How much value is there in reading these texts in translation? This question is from Christopher Page in our blogging dialogue, currently in its 9th week. Here's the first post from April 17th.
My answer must be that there is much value in many ways. I responded quickly in a comment. I have been thinking about the question continuously since he raised it.
It is clear that no one has Biblical Hebrew as a mother tongue. No one ever coins a word or absorbs new words into Biblical Hebrew. Effectively, we can read only in translation. Even a native Hebrew speaker today does not think like an ancient Hebrew. Words change both their sense and their usage over time - and here we are not talking centuries but millennia.
Many people have given this advice, that where possible, we should consult alternate translations. Today that is more easily done than it was in the past. Of course, we may find it threatening to question our traditional words and phrases, and it is more difficult to remember what is unfamiliar, and the music would change - and there is such a long tradition of music from the psalms.
I remember loving the psalms as I gradually learned to sing them. We memorized Psalms 84 and 85 for a choir trip to Kingston, Ontario in the 1950's when I couldn't have been more than 12.
O how amiable are thy dwellings *thou Lord of hosts!
My soul hath a desire and longing to enter into the courts of the Lord *
my heart and my flesh rejoice in the living God.
Yea, the sparrow hath found her an house, and the swallow a nest where she may lay her young *
even thy altars, O Lord of hosts, my King and my God.
Blessed are they that dwell in thy house *
they will be alway praising thee. ...
righteousness and peace have kissed each other.
Truth shall flourish out of the earth *
and righteousness hath looked down from heaven.
Yea, the Lord shall shew loving-kindness *
and our land shall give her increase.
Righteousness shall go before him *
and he shall direct his going in the way.
xdq vwlom nwqu.
vxdq mwmiim nwqf.
varxnu titn ibulh.
viwm ldrç pymiv.
But what did I know of these 5 books even after a lifetime of singing them? Selah... the stories of David (book 1+), the exile, the poems of the children of Korah, and Asaph, Ethan the Ezrahite, Jeduthun, (books 2 and 3), the massive laments, the response of what has been called the book of Moses (book 4) to the two books from the exile, the 8 acrostics and the two oracles (books 1 and 5), the patterns of worship in the Temple, the movement from exile to praise, (book 5+).
The complexity is overwhelming. As I think of school and how much we memorized, I ask myself why we didn't memorize in French and Latin as well. Imagine what we might have learned with a tri-lingual reading.
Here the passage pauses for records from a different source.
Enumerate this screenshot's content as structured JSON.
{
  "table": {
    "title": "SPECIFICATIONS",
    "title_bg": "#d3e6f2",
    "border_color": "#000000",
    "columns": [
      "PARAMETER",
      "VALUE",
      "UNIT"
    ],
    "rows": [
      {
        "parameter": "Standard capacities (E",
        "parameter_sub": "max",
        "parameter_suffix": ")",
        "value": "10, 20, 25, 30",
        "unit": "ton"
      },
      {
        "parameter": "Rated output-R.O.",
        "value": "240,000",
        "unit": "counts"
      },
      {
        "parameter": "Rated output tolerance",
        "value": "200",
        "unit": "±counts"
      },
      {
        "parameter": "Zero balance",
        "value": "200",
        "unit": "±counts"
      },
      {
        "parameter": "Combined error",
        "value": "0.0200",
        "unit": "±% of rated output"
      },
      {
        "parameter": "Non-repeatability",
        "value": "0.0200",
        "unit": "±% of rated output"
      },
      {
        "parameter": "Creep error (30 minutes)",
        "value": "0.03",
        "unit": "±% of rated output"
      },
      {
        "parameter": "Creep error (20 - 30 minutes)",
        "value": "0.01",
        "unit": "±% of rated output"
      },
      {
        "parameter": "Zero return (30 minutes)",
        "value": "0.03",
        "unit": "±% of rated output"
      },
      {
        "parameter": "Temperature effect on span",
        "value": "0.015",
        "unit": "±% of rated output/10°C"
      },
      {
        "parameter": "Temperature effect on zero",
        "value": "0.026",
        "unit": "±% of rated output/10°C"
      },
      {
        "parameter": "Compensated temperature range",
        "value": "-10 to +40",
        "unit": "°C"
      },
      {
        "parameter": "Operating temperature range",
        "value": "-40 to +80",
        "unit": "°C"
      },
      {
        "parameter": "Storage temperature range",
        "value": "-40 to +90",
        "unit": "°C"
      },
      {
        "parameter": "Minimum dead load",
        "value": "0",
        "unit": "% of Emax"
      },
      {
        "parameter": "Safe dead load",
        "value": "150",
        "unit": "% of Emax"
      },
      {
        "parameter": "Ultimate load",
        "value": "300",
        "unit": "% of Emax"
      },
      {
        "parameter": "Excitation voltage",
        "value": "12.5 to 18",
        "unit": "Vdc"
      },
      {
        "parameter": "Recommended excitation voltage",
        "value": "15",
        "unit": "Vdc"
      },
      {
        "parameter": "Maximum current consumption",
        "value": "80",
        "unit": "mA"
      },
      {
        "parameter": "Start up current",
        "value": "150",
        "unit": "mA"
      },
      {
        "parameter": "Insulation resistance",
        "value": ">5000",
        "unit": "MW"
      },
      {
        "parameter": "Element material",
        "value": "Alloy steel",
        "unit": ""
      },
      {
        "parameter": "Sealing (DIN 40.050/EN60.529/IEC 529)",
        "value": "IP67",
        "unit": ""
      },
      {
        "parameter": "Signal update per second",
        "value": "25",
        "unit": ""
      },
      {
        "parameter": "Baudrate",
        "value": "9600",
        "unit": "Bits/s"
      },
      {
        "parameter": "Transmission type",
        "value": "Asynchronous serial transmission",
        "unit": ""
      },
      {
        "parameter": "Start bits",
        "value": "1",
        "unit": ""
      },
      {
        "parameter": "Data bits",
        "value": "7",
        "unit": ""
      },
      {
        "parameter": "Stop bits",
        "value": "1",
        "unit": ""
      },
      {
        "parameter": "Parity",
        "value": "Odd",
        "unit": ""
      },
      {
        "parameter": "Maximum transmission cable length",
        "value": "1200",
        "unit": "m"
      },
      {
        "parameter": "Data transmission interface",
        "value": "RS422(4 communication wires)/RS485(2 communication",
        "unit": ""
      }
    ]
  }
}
Today, we can scan many different translations on the web at one go. As we begin Psalms 10, I thought to look at the first verse. Psalms 10 is the continuation of the acrostic of Psalms 9.
King James Version |
Why standest thou afar off, O LORD? why hidest thou thyself in times of trouble? |
Coverdale |
Why standest thou so far off, O Lord * and hidest thy face in the needful time of trouble? |
Jerusalem Bible |
Yahweh, why do you stand aside, why hide from us now the times are hard? |
Revised English Bible |
Why stand far off, Lord? Why hide away in times of trouble? |
Hebrew, the Square text, pointed, from the Leningrad Codex | לָמָ֣ה יְ֭הוָה תַּעֲמֹ֣ד בְּרָח֑וֹק תַּ֝עְלִ֗ים לְעִתּ֥וֹת בַּצָּרֽ͏ָה׃ |
SimHebrew, a partially vocalized text one for one with the unpointed text. | lmh ihvh tymod brkoq, tylim lyitot bxrh? |
Greek |
ἵνα τί κύριε ἀφέστηκας μακρόθεν ὑπερορᾷς ἐν εὐκαιρίαις ἐν θλίψει |
New English Translation of the Septuagint |
Why, O Lord, do you stand far off? Why do you overlook, at the right moment, in affliction? |
Latin |
Ut quid, Domine, recessisti longe; despicis in opportunitatibus, in tribulatione? |
French |
Pourquoi, ô Éternel, te tiens-tu loin, et te caches-tu au temps de la détresse? |
English | Other renderings. |
My translation for this 'L' verse is:
LORD why do you stand in the distance,
obscure in times of trouble?
I used Lord for the initial 'L' where I would normally let the letters of the divine name i-h-v-h stand alone or write Yahweh, a pattern I copied from the Jerusalem Bible, partly because the name can be sung. Note that I don't repeat the 'Why', because that rhetorical flourish is not there in the Hebrew.